Pangea originally commissioned the script in 2008 as part of its Alternate Visions Festival. The festival involves emerging playwrights spending an extended period of time writing and developing new plays with dramaturgical resources, travel and research funding, and production support. Past readings have included Curiosities by Heid Erdrich and Under the Bridge by A-yia Thoj and Saychay Thor.
Pangea’s artistic director Dipankar Mukherjee said that Yazzie came up with the idea for Ady. “The writer is always the center point of the conversation,” he said. “We try to support them with whatever they need during the development process.”
Mukherjee said that Fidelin was part of a tight circle of surrealist artists that included Pablo Picasso, Lee Miller, Man Ray, Leonora Carrington, Max Ernst, and others.
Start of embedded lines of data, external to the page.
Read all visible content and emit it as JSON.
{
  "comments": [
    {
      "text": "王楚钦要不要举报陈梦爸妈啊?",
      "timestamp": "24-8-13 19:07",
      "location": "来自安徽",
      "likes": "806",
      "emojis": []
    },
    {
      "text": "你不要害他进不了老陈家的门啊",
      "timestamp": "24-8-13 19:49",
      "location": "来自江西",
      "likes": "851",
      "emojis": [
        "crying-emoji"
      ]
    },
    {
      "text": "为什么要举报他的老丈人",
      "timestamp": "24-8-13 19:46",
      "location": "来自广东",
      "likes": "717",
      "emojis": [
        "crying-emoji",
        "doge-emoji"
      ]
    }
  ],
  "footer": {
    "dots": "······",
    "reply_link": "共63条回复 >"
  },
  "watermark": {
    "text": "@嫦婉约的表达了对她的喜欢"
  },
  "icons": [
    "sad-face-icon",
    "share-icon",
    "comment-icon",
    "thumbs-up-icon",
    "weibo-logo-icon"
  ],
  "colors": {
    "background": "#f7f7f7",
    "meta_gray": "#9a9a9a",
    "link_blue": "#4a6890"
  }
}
Yet for some reason, Fidelin, who was from the Island of Guadalupe and was the only person of color in the group, has not been written about at all. “Everyone has been written about except besides Ady,” Mukherjee said. “She is completely erased, she’s not mentioned.”
What is known about Fidelin is that she met Man Ray in 1936 in Paris while she was dancing with a French dance troup with ties to Guadelupe, according to the New York Times—which also reports that one of the photographs of her ended up in an issue of Harper’s Bazaar in 1937. The Times notes that made her the first black model to appear in a major fashion magazine. After splitting with Ray in 1940, Fidelin fled France during the Nazi occupation.
In a press release about the show, Yazzie is quoted as saying that Ady “comes alive through the lens of a contemporary Navajo woman who finds that they share the same face.” She continues: “At last we see modern art through the eyes and perspective of Native America, a culture, like many indigenous traditions around the world that regularly used the vocabulary of surrealism and abstracts in their art and creation stories.”
Yazzie—originally from Albuquerque, New Mexico—was awarded the Playwrights’ Center Jerome Fellowship this year for the second time since 2006. Her work has been produced by SteppingStone Theatre, Teatro del Pueblo, Mixed Blood Theatre, and the La Jolla Playhouse, among other companies. She also also has recently started her own theater company called New Native Theatre—which seeks to nurture Native artists, connect to the community and “heal the wounds in the colonial narrative and in Native America’s personal stories through theatre,” according to its website.